Absennya
”Aturan Main” di Kebijakan PPKM Darurat Akh. Muzakki ; Guru Besar dan Dekan FISIP UIN Sunan Ampel
Surabaya, Ketua Dewan Pendidikan Provinsi Jawa Timur |
JAWA POS, 9 Juli 2021
KUTIPAN di atas adalah
peringatan seorang filsuf kenamaan abad ke-20 Ludwig Wittgenstein dalam karya
fenomenalnya, Philosophical Investigation (1958:31). ”Jangan dipikir, tapi
lihat!” Begitu nasihatnya jika diterjemahkan ke dalam bahasa Indonesia. Dalam
argumennya, Wittgenstein mengingatkan bahwa sesuatu memiliki kemiripan
dan/atau keserupaan dengan yang lain meskipun pada saat yang sama
ketidakserupaan juga muncul. Bergantung pada aturan main yang mengikat
sesuatu itu dari lainnya.
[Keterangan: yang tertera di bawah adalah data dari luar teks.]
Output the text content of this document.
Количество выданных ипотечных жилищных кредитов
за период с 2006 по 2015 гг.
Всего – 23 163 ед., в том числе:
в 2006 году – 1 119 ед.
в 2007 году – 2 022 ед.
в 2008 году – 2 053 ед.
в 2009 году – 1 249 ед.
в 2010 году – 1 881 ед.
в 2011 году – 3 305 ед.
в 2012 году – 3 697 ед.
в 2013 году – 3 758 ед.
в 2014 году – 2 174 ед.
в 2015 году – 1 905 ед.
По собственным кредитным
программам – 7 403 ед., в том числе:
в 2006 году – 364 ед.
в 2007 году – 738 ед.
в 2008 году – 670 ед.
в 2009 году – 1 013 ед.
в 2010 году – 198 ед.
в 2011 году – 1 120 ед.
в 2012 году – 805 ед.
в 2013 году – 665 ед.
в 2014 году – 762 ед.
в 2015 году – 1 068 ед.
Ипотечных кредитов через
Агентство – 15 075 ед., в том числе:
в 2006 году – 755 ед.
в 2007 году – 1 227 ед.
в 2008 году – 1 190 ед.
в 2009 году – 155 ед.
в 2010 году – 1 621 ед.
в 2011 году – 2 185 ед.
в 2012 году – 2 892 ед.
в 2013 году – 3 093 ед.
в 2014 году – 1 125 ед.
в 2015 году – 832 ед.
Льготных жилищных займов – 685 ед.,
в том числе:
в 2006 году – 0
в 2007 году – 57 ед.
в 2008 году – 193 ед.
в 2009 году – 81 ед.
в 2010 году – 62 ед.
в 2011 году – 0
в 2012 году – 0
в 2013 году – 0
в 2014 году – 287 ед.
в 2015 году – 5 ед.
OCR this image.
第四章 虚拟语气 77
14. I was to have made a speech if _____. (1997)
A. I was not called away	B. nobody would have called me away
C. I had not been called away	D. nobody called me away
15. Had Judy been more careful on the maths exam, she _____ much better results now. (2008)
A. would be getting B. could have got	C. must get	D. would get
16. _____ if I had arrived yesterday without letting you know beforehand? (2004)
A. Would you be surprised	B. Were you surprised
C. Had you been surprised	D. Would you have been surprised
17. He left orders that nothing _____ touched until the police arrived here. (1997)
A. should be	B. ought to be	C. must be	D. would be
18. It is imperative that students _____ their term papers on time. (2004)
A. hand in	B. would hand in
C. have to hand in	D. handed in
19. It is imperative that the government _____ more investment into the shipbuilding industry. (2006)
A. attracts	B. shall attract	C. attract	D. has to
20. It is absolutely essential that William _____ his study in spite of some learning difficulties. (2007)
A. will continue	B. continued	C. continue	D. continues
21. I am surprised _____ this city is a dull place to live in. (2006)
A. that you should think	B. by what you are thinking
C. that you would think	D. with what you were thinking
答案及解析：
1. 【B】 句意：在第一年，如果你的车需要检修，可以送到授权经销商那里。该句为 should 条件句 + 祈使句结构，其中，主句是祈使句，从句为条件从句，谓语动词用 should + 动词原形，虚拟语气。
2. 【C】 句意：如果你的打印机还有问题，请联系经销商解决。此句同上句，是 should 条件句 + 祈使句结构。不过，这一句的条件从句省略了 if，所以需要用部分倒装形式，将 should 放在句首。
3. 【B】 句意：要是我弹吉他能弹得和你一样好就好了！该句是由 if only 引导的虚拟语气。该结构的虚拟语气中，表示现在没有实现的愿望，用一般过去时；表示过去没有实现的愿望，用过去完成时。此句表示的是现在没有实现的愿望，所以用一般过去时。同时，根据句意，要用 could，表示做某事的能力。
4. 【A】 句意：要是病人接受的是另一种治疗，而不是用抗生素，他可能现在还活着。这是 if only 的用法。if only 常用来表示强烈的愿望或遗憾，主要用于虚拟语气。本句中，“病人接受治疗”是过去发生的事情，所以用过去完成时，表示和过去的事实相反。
Peringatan Wittgenstein
ini lalu melahirkan konsep language game (permainan bahasa) yang menunjuk ke
relasi antara bahasa dan tindakan. Dalam pandangannya, sebuah kata atau
bahkan kalimat memiliki makna hanya sebagai akibat dari ”aturan” dari
”permainan” yang dimainkan, bergantung pada konteksnya. Dia memberi contoh
ucapan ”Air!” bisa berarti perintah, jawaban atas pertanyaan, atau bentuk
komunikasi lainnya, bergantung aturan permainan yang disepakati antara
petutur dan lawan tutur sesuai dengan konteks ujarannya. Saya teringat teori
Wittgenstein di atas saat mengikuti hiruk pikuk yang menyertai pelaksanaan
aturan kebijakan pemberlakuan pembatasan kegiatan masyarakat (PPKM) darurat
dan respons masyarakat terhadapnya. Seperti dijelaskan Presiden Joko Widodo
dalam siaran live YouTube Sekretariat Presiden (1/7/2021), PPKM darurat itu
berujung pada penutupan sejumlah kegiatan masyarakat dan pembolehan sejumlah
yang lain untuk tetap beroperasi. Salah satu yang krusial
terkait dengan penutupan tempat ibadah seperti masjid, musala, gereja, pura,
wihara, dan kelenteng untuk sementara waktu selama pelaksanaan PPKM darurat.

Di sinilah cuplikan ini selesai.